PhD Submission - Jackson Smith

Four years to the day (official SGR time) Jackson Smith has submitted his PhD thesis entitled "Modelling the electronic properties of zero-, one-, and two-dimensional phosphorus systems in semiconductors". Using a variety of theoretical techniques (both individually and in concert), Jackson studied electron transport in delta-doped phosphorous layers in silicon and germanium. In one thesis, Jackson developed a new method for treating two-dimensional delta-doped sheets using Thomas-Fermi theory, performed the first transport simulations of phosphorous nanowires, completed the largest DFT calculations this group has ever performed (in terms of number of atoms and memory) and computed the phosphorous donor energy level in silicon using ab-initio methods - finding an agreement with experiment of better than 10%. It also includes some of the most detailed appendices I've ever seen in a PhD thesis. This thesis is a testament to Jackson's breadth and depth of knowledge as a theorist as well as his dogged perfectionism. It is a most enjoyable read and I must admit, was well worth the wait. Excellent job Jackson.

ARC Centres of Excellence Announced

Today the Australian Research Council has announced the next round of funding for the ARC Centres of Excellence.

This is the ARC's flagship scheme for fundamental research, providing long term funding (7 years) for 15-20 Chief Investigators across several universities and other scientific organisations, both within Australia and overseas. TCQP is represented in two new Centres, the ARC Centre for Excellence in Exciton Science (Russo and Cole) and the ARC Centre for Excellence in Future Low Energy Electronics Technologies (Cole). This is in addition to our existing presence in the ARC Centre of Excellence for Nanoscale Biophotonics (Greentree).

Recent TCQP conferences, returning travellers and new results

TCQP had a good presence at two recent conferences.

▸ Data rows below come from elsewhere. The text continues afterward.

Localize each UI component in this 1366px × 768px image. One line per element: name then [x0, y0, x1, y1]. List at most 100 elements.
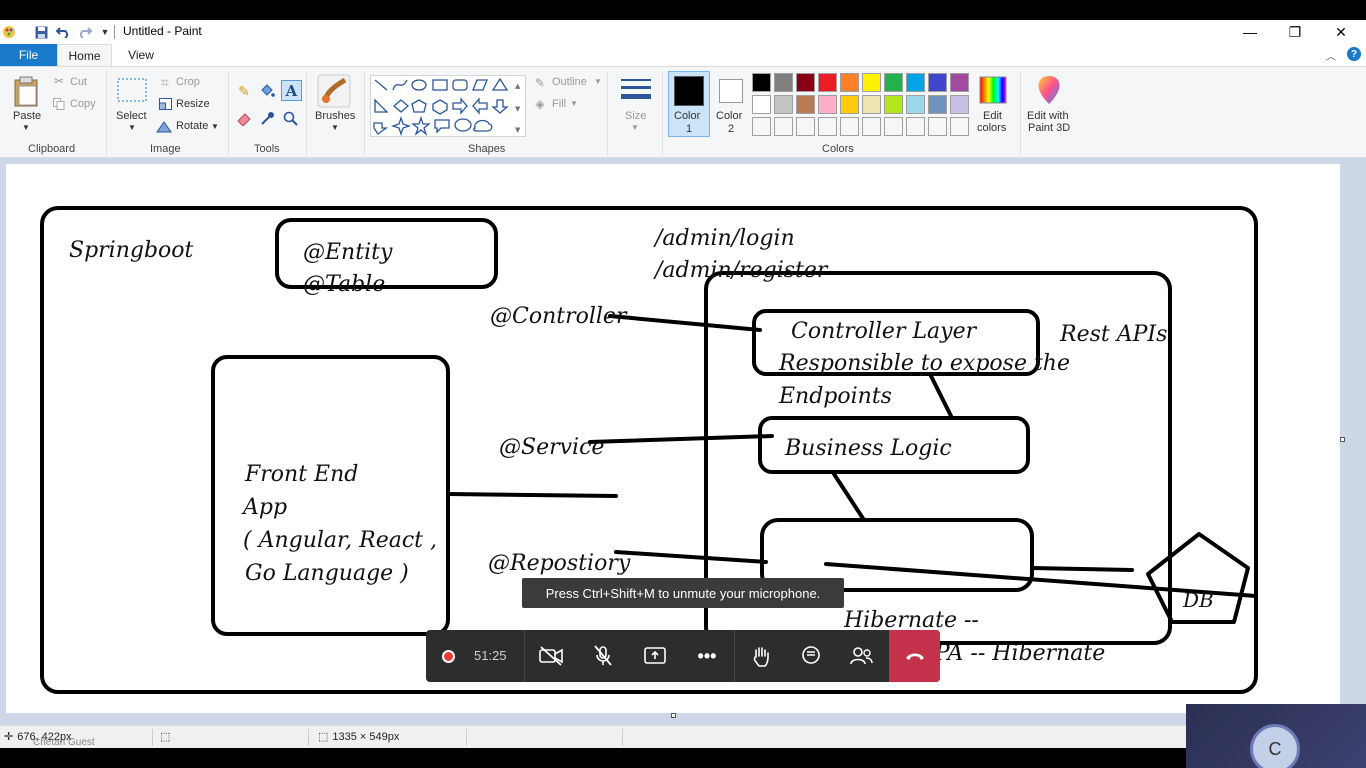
- palette-swatch[interactable]: [752, 73, 771, 92]
- brushes-icon[interactable]: [316, 73, 352, 109]
- fill-label[interactable]: Fill: [552, 98, 566, 110]
- custom-color-slot[interactable]: [862, 117, 881, 136]
- tab-home[interactable]: Home: [57, 44, 112, 66]
- paste-dropdown-icon[interactable]: ▼: [22, 123, 30, 132]
- camera-off-icon[interactable]: [526, 630, 576, 682]
- canvas-resize-handle-bottom[interactable]: [671, 713, 676, 718]
- raise-hand-icon[interactable]: [736, 630, 786, 682]
- custom-color-slot[interactable]: [752, 117, 771, 136]
- palette-swatch[interactable]: [840, 73, 859, 92]
- pencil-icon[interactable]: ✎: [235, 82, 253, 100]
- participant-video-tile[interactable]: C: [1186, 704, 1366, 768]
- magnifier-icon[interactable]: [282, 110, 300, 128]
- collapse-ribbon-icon[interactable]: ︿: [1326, 48, 1336, 63]
- edit-colors-icon[interactable]: [978, 75, 1008, 105]
- paste-icon[interactable]: [12, 75, 42, 109]
- palette-swatch[interactable]: [752, 95, 771, 114]
- controller-service-link: [928, 372, 954, 420]
- fill-icon[interactable]: ◈: [533, 97, 547, 111]
- outline-label[interactable]: Outline: [552, 76, 587, 88]
- rotate-label[interactable]: Rotate: [176, 120, 208, 132]
- palette-swatch[interactable]: [906, 73, 925, 92]
- minimize-button[interactable]: —: [1227, 20, 1273, 44]
- custom-color-slot[interactable]: [928, 117, 947, 136]
- more-options-icon[interactable]: •••: [682, 630, 732, 682]
- palette-swatch[interactable]: [928, 73, 947, 92]
- palette-swatch[interactable]: [928, 95, 947, 114]
- canvas-resize-handle-right[interactable]: [1340, 437, 1345, 442]
- meeting-toolbar: 51:25 •••: [426, 630, 940, 682]
- close-button[interactable]: ✕: [1318, 20, 1364, 44]
- custom-color-slot[interactable]: [796, 117, 815, 136]
- tab-view[interactable]: View: [116, 44, 166, 66]
- custom-color-slot[interactable]: [818, 117, 837, 136]
- copy-icon[interactable]: [52, 97, 66, 111]
- customize-qat-icon[interactable]: ▼: [96, 23, 114, 41]
- cut-label[interactable]: Cut: [70, 76, 87, 88]
- paint3d-icon[interactable]: [1034, 73, 1064, 107]
- palette-swatch[interactable]: [862, 95, 881, 114]
- status-separator: [308, 729, 309, 746]
- palette-swatch[interactable]: [796, 73, 815, 92]
- palette-swatch[interactable]: [862, 73, 881, 92]
- size-label[interactable]: Size: [625, 110, 646, 122]
- cut-icon[interactable]: ✂: [52, 74, 66, 88]
- redo-icon[interactable]: [76, 23, 94, 41]
- custom-color-slot[interactable]: [950, 117, 969, 136]
- outline-icon[interactable]: ✎: [533, 76, 547, 90]
- front-end-text: Front End: [245, 462, 359, 487]
- copy-label[interactable]: Copy: [70, 98, 96, 110]
- size-dropdown-icon[interactable]: ▼: [631, 123, 639, 132]
- crop-label[interactable]: Crop: [176, 76, 200, 88]
- hang-up-button[interactable]: [889, 630, 940, 682]
- crop-icon[interactable]: ⌗: [158, 74, 172, 90]
- palette-swatch[interactable]: [884, 95, 903, 114]
- select-label[interactable]: Select: [116, 110, 147, 122]
- paint-app-icon[interactable]: [0, 23, 18, 41]
- shapes-group-label: Shapes: [468, 143, 506, 155]
- resize-icon[interactable]: [158, 97, 172, 111]
- rotate-dropdown-icon[interactable]: ▼: [211, 122, 219, 131]
- palette-swatch[interactable]: [796, 95, 815, 114]
- tab-file[interactable]: File: [0, 44, 57, 66]
- participants-icon[interactable]: [836, 630, 886, 682]
- select-icon[interactable]: [116, 77, 148, 103]
- help-icon[interactable]: ?: [1347, 47, 1361, 61]
- text-tool-icon[interactable]: A: [281, 80, 302, 101]
- custom-color-slot[interactable]: [774, 117, 793, 136]
- shapes-gallery[interactable]: ▲ ▼ ▼: [370, 75, 526, 137]
- palette-swatch[interactable]: [818, 95, 837, 114]
- palette-swatch[interactable]: [774, 73, 793, 92]
- custom-color-slot[interactable]: [906, 117, 925, 136]
- brushes-dropdown-icon[interactable]: ▼: [331, 123, 339, 132]
- fill-dropdown-icon[interactable]: ▼: [570, 99, 578, 108]
- palette-swatch[interactable]: [906, 95, 925, 114]
- palette-swatch[interactable]: [840, 95, 859, 114]
- color-picker-icon[interactable]: [258, 110, 276, 128]
- guest-name: Chetan Guest: [33, 737, 95, 748]
- palette-swatch[interactable]: [950, 73, 969, 92]
- custom-color-slot[interactable]: [840, 117, 859, 136]
- save-icon[interactable]: [32, 23, 50, 41]
- palette-swatch[interactable]: [818, 73, 837, 92]
- rotate-icon[interactable]: [156, 119, 172, 133]
- select-dropdown-icon[interactable]: ▼: [128, 123, 136, 132]
- restore-button[interactable]: ❐: [1272, 20, 1318, 44]
- eraser-icon[interactable]: [235, 110, 253, 128]
- chat-icon[interactable]: [786, 630, 836, 682]
- resize-label[interactable]: Resize: [176, 98, 210, 110]
- color2-swatch[interactable]: [719, 79, 743, 103]
- palette-swatch[interactable]: [884, 73, 903, 92]
- paste-label[interactable]: Paste: [13, 110, 41, 122]
- brushes-label[interactable]: Brushes: [315, 110, 355, 122]
- size-icon[interactable]: [618, 75, 654, 105]
- outline-dropdown-icon[interactable]: ▼: [594, 77, 602, 86]
- custom-color-slot[interactable]: [884, 117, 903, 136]
- fill-bucket-icon[interactable]: [258, 82, 276, 100]
- palette-swatch[interactable]: [774, 95, 793, 114]
- group-separator: [1020, 71, 1021, 155]
- share-screen-icon[interactable]: [630, 630, 680, 682]
- palette-swatch[interactable]: [950, 95, 969, 114]
- undo-icon[interactable]: [54, 23, 72, 41]
- microphone-muted-icon[interactable]: [578, 630, 628, 682]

In February, Nicolas, Jackson and Jared all gave talks at ICONN 2016 in Canberra while in March Sam, David and Jared presented their work at the German Spring Meeting in Regensburg.

David Ing has finally returned from a 12 month exchange to the University of Ulm (Germany) and Sam has also returned from two months in the Karlsruhe Institute of Technology (Germany).

On the science front, Dr. Jan Jeske's work on lasing in the NV centre has had two recent successes with the publication of the original theoretical proposal (Jeske et al. Laser threshold magnetometry) as well as the first experimental measurements of Stimulated emission from NV centres in diamond. Speaking of the arXiv, Prof. Andrew Greentree has also recently posted a review of his favourite topic, Spatial adiabatic passage: a review of recent progress.